19.10.2014
Wysoko pokonali Kotwicę (2003)W sobotnie przedpołudnie na średzkim Centrum Treningowym Polonia, drużyna Młodzika młodszego naszego klubu, gościła kolegów z Kórnika. Piłkarze Kotwicy do tej pory zajmowali 4 miejsce z 3 punktami na koncie, natomiast Polonia prowadziła w tabeli z dorobkiem 13 punktów.
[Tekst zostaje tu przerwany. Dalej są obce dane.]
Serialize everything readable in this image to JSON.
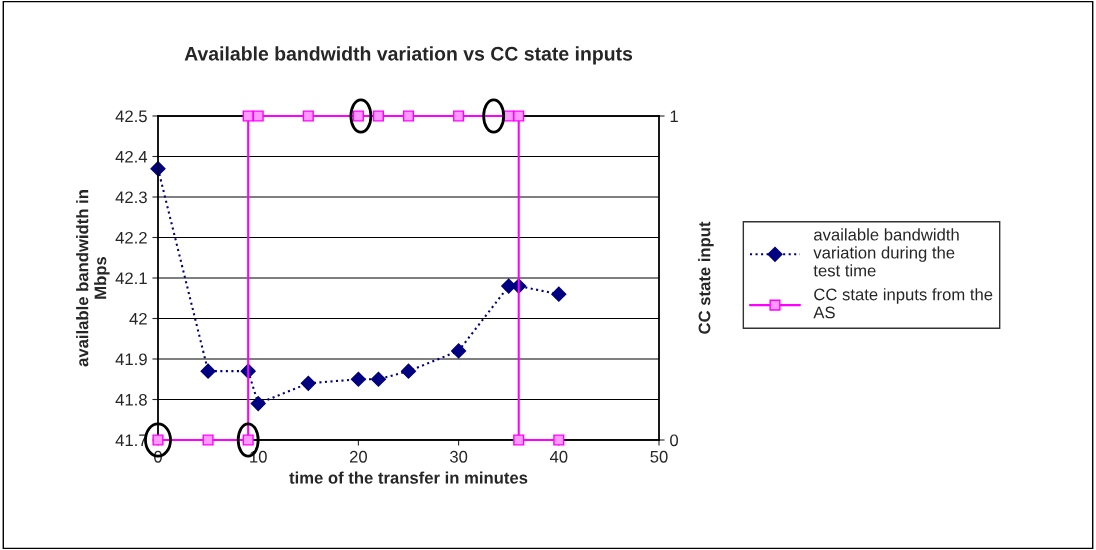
{
  "chart_data": {
    "type": "line",
    "title": "Available bandwidth variation vs CC state inputs",
    "xlabel": "time of the transfer in minutes",
    "ylabel": "available bandwidth in\nMbps",
    "y2label": "CC state input",
    "series": [
      {
        "name": "available bandwidth variation during the test time",
        "color": "#000080",
        "marker": "diamond",
        "line_style": "dotted",
        "x": [
          0,
          5,
          9,
          10,
          15,
          20,
          22,
          25,
          30,
          35,
          36,
          40
        ],
        "values": [
          42.37,
          41.87,
          41.87,
          41.79,
          41.84,
          41.85,
          41.85,
          41.87,
          41.92,
          42.08,
          42.08,
          42.06
        ]
      },
      {
        "name": "CC state inputs from the AS",
        "color": "#ff00ff",
        "marker": "square",
        "line_style": "solid",
        "axis": "y2",
        "x": [
          0,
          5,
          9,
          9,
          10,
          15,
          20,
          22,
          25,
          30,
          35,
          36,
          36,
          40
        ],
        "values": [
          0,
          0,
          0,
          1,
          1,
          1,
          1,
          1,
          1,
          1,
          1,
          1,
          0,
          0
        ]
      }
    ],
    "xlim": [
      0,
      50
    ],
    "xticks": [
      0,
      10,
      20,
      30,
      40,
      50
    ],
    "ylim": [
      41.7,
      42.5
    ],
    "yticks": [
      41.7,
      41.8,
      41.9,
      42,
      42.1,
      42.2,
      42.3,
      42.4,
      42.5
    ],
    "y2lim": [
      0,
      1
    ],
    "y2ticks": [
      0,
      1
    ],
    "grid": "y",
    "legend": "right"
  }
}
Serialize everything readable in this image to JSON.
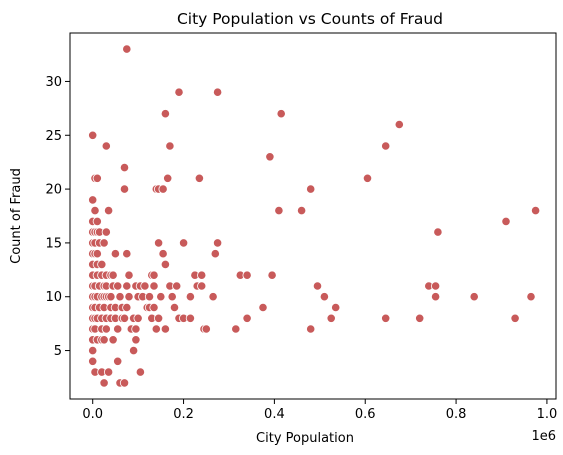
{
  "chart_data": {
    "type": "scatter",
    "title": "City Population vs Counts of Fraud",
    "xlabel": "City Population",
    "ylabel": "Count of Fraud",
    "x_offset_label": "1e6",
    "xlim": [
      -0.05,
      1.02
    ],
    "ylim": [
      0.5,
      34.5
    ],
    "x_ticks": [
      0.0,
      0.2,
      0.4,
      0.6,
      0.8,
      1.0
    ],
    "x_tick_labels": [
      "0.0",
      "0.2",
      "0.4",
      "0.6",
      "0.8",
      "1.0"
    ],
    "y_ticks": [
      5,
      10,
      15,
      20,
      25,
      30
    ],
    "y_tick_labels": [
      "5",
      "10",
      "15",
      "20",
      "25",
      "30"
    ],
    "grid": false,
    "point_color": "#c85a5a",
    "points": [
      [
        0.075,
        33
      ],
      [
        0.19,
        29
      ],
      [
        0.275,
        29
      ],
      [
        0.415,
        27
      ],
      [
        0.16,
        27
      ],
      [
        0.675,
        26
      ],
      [
        0.0,
        25
      ],
      [
        0.03,
        24
      ],
      [
        0.17,
        24
      ],
      [
        0.645,
        24
      ],
      [
        0.39,
        23
      ],
      [
        0.07,
        22
      ],
      [
        0.005,
        21
      ],
      [
        0.01,
        21
      ],
      [
        0.165,
        21
      ],
      [
        0.235,
        21
      ],
      [
        0.605,
        21
      ],
      [
        0.07,
        20
      ],
      [
        0.14,
        20
      ],
      [
        0.145,
        20
      ],
      [
        0.155,
        20
      ],
      [
        0.48,
        20
      ],
      [
        0.0,
        19
      ],
      [
        0.005,
        18
      ],
      [
        0.035,
        18
      ],
      [
        0.41,
        18
      ],
      [
        0.46,
        18
      ],
      [
        0.975,
        18
      ],
      [
        0.0,
        17
      ],
      [
        0.01,
        17
      ],
      [
        0.91,
        17
      ],
      [
        0.0,
        16
      ],
      [
        0.005,
        16
      ],
      [
        0.01,
        16
      ],
      [
        0.015,
        16
      ],
      [
        0.03,
        16
      ],
      [
        0.76,
        16
      ],
      [
        0.0,
        15
      ],
      [
        0.005,
        15
      ],
      [
        0.015,
        15
      ],
      [
        0.025,
        15
      ],
      [
        0.145,
        15
      ],
      [
        0.2,
        15
      ],
      [
        0.275,
        15
      ],
      [
        0.0,
        14
      ],
      [
        0.005,
        14
      ],
      [
        0.01,
        14
      ],
      [
        0.05,
        14
      ],
      [
        0.075,
        14
      ],
      [
        0.155,
        14
      ],
      [
        0.27,
        14
      ],
      [
        0.0,
        13
      ],
      [
        0.01,
        13
      ],
      [
        0.02,
        13
      ],
      [
        0.16,
        13
      ],
      [
        0.0,
        12
      ],
      [
        0.01,
        12
      ],
      [
        0.02,
        12
      ],
      [
        0.03,
        12
      ],
      [
        0.04,
        12
      ],
      [
        0.045,
        12
      ],
      [
        0.08,
        12
      ],
      [
        0.13,
        12
      ],
      [
        0.135,
        12
      ],
      [
        0.225,
        12
      ],
      [
        0.24,
        12
      ],
      [
        0.325,
        12
      ],
      [
        0.34,
        12
      ],
      [
        0.395,
        12
      ],
      [
        0.0,
        11
      ],
      [
        0.005,
        11
      ],
      [
        0.015,
        11
      ],
      [
        0.025,
        11
      ],
      [
        0.03,
        11
      ],
      [
        0.045,
        11
      ],
      [
        0.055,
        11
      ],
      [
        0.075,
        11
      ],
      [
        0.095,
        11
      ],
      [
        0.105,
        11
      ],
      [
        0.115,
        11
      ],
      [
        0.135,
        11
      ],
      [
        0.17,
        11
      ],
      [
        0.185,
        11
      ],
      [
        0.23,
        11
      ],
      [
        0.24,
        11
      ],
      [
        0.495,
        11
      ],
      [
        0.74,
        11
      ],
      [
        0.755,
        11
      ],
      [
        0.0,
        10
      ],
      [
        0.005,
        10
      ],
      [
        0.01,
        10
      ],
      [
        0.02,
        10
      ],
      [
        0.025,
        10
      ],
      [
        0.03,
        10
      ],
      [
        0.035,
        10
      ],
      [
        0.04,
        10
      ],
      [
        0.06,
        10
      ],
      [
        0.08,
        10
      ],
      [
        0.1,
        10
      ],
      [
        0.11,
        10
      ],
      [
        0.125,
        10
      ],
      [
        0.15,
        10
      ],
      [
        0.175,
        10
      ],
      [
        0.215,
        10
      ],
      [
        0.265,
        10
      ],
      [
        0.51,
        10
      ],
      [
        0.755,
        10
      ],
      [
        0.84,
        10
      ],
      [
        0.965,
        10
      ],
      [
        0.0,
        9
      ],
      [
        0.005,
        9
      ],
      [
        0.015,
        9
      ],
      [
        0.025,
        9
      ],
      [
        0.04,
        9
      ],
      [
        0.05,
        9
      ],
      [
        0.065,
        9
      ],
      [
        0.075,
        9
      ],
      [
        0.12,
        9
      ],
      [
        0.125,
        9
      ],
      [
        0.135,
        9
      ],
      [
        0.18,
        9
      ],
      [
        0.375,
        9
      ],
      [
        0.535,
        9
      ],
      [
        0.0,
        8
      ],
      [
        0.005,
        8
      ],
      [
        0.01,
        8
      ],
      [
        0.02,
        8
      ],
      [
        0.03,
        8
      ],
      [
        0.04,
        8
      ],
      [
        0.05,
        8
      ],
      [
        0.065,
        8
      ],
      [
        0.07,
        8
      ],
      [
        0.09,
        8
      ],
      [
        0.1,
        8
      ],
      [
        0.13,
        8
      ],
      [
        0.145,
        8
      ],
      [
        0.19,
        8
      ],
      [
        0.2,
        8
      ],
      [
        0.215,
        8
      ],
      [
        0.34,
        8
      ],
      [
        0.525,
        8
      ],
      [
        0.645,
        8
      ],
      [
        0.72,
        8
      ],
      [
        0.93,
        8
      ],
      [
        0.0,
        7
      ],
      [
        0.005,
        7
      ],
      [
        0.02,
        7
      ],
      [
        0.03,
        7
      ],
      [
        0.055,
        7
      ],
      [
        0.085,
        7
      ],
      [
        0.095,
        7
      ],
      [
        0.14,
        7
      ],
      [
        0.16,
        7
      ],
      [
        0.245,
        7
      ],
      [
        0.25,
        7
      ],
      [
        0.315,
        7
      ],
      [
        0.48,
        7
      ],
      [
        0.0,
        6
      ],
      [
        0.01,
        6
      ],
      [
        0.02,
        6
      ],
      [
        0.025,
        6
      ],
      [
        0.045,
        6
      ],
      [
        0.095,
        6
      ],
      [
        0.0,
        5
      ],
      [
        0.09,
        5
      ],
      [
        0.0,
        4
      ],
      [
        0.055,
        4
      ],
      [
        0.005,
        3
      ],
      [
        0.02,
        3
      ],
      [
        0.035,
        3
      ],
      [
        0.105,
        3
      ],
      [
        0.025,
        2
      ],
      [
        0.06,
        2
      ],
      [
        0.07,
        2
      ]
    ]
  }
}
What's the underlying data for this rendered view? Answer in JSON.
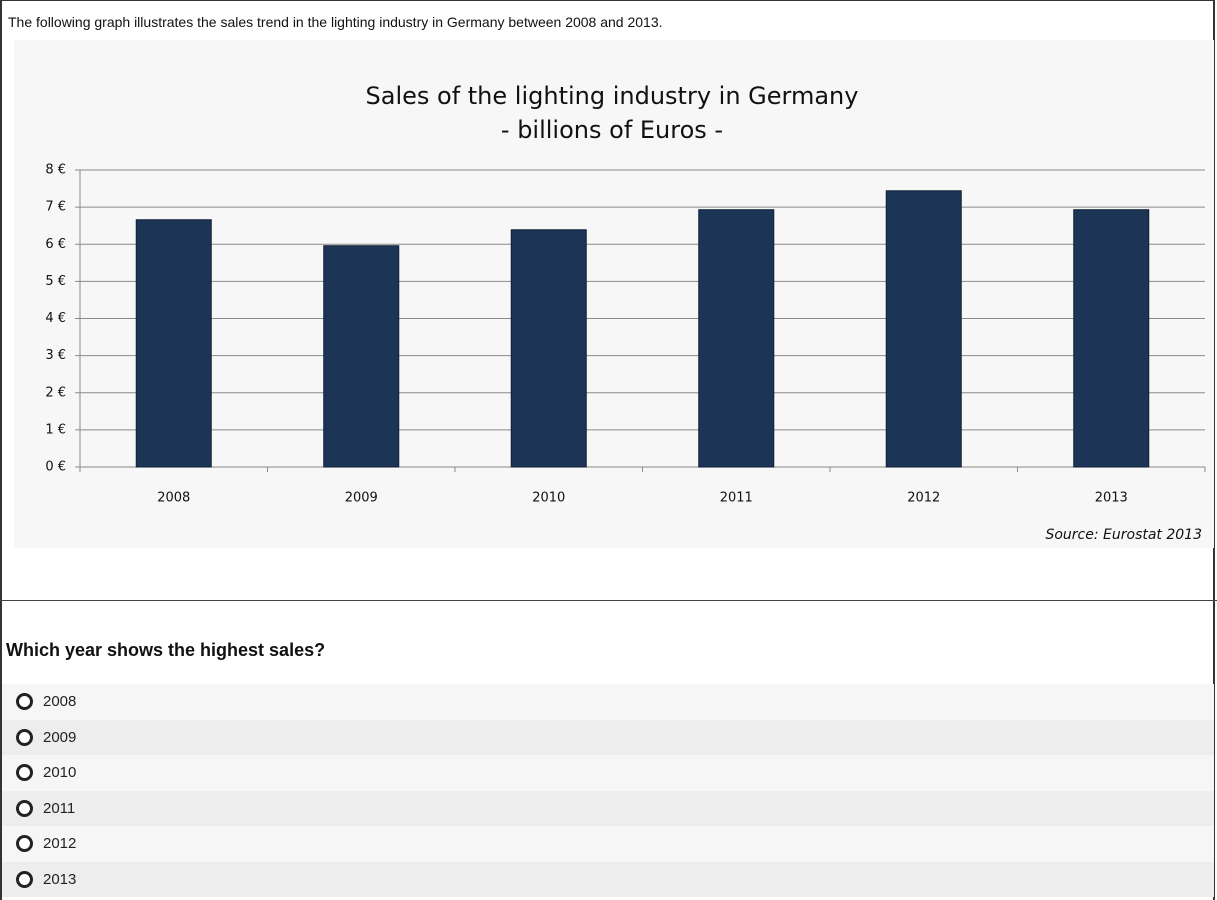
{
  "intro": "The following graph illustrates the sales trend in the lighting industry in Germany between 2008 and 2013.",
  "chart_data": {
    "type": "bar",
    "title": "Sales of the lighting industry in Germany",
    "subtitle": "- billions of Euros -",
    "source": "Source: Eurostat 2013",
    "categories": [
      "2008",
      "2009",
      "2010",
      "2011",
      "2012",
      "2013"
    ],
    "values": [
      6.66,
      5.96,
      6.39,
      6.93,
      7.44,
      6.93
    ],
    "color": "#1c3557",
    "ylim": [
      0,
      8
    ],
    "yticks": [
      {
        "value": 0,
        "label": "0 €"
      },
      {
        "value": 1,
        "label": "1 €"
      },
      {
        "value": 2,
        "label": "2 €"
      },
      {
        "value": 3,
        "label": "3 €"
      },
      {
        "value": 4,
        "label": "4 €"
      },
      {
        "value": 5,
        "label": "5 €"
      },
      {
        "value": 6,
        "label": "6 €"
      },
      {
        "value": 7,
        "label": "7 €"
      },
      {
        "value": 8,
        "label": "8 €"
      }
    ],
    "grid": true
  },
  "question": "Which year shows the highest sales?",
  "options": [
    "2008",
    "2009",
    "2010",
    "2011",
    "2012",
    "2013"
  ]
}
Worek z bramkami w 6 minucie otworzył Witek Moroz, pokonując bramkarza mocnym strzałem z linii pola karnego. Dwie minuty później było 2:0 dla Polonii. Olek Kluczyński zagrał do wbiegającego w polce karne Adama Rozwory, a ten przelobował wychodzącego do piłki bramkarza gości. Trzecia bramka dla Polonii została zdobyta w 18 minucie i ponownie na listę strzelców wpisał się Witek Moroz, po podobnej sytuacji jak przy pierwszej bramce. Po kolejnych kilku minutach było już 4:0, a do bramki drużyny z Kórnika trafił Olek Kluczyński, po precyzyjnym strzale z bliskiej odległości. Jeszcze przed przerwą młodzi poloniści dwa razy podwyższali wynik spotkania. W 27 minucie na 5:0 trafił Adrian Cukrowski, dobijając obroniony strzał wykonany początkowo przez Adama Rozworę, a w 29 minucie trafił ten zawodnik co chwilę wcześniej próbował ulokować piłką w bramce. Strzałem po długim słupku, Adam Rozwora nie dał szans bramkarzowi i młodzi poloniści schodzili na przerwę z przewagą sześciu bramek.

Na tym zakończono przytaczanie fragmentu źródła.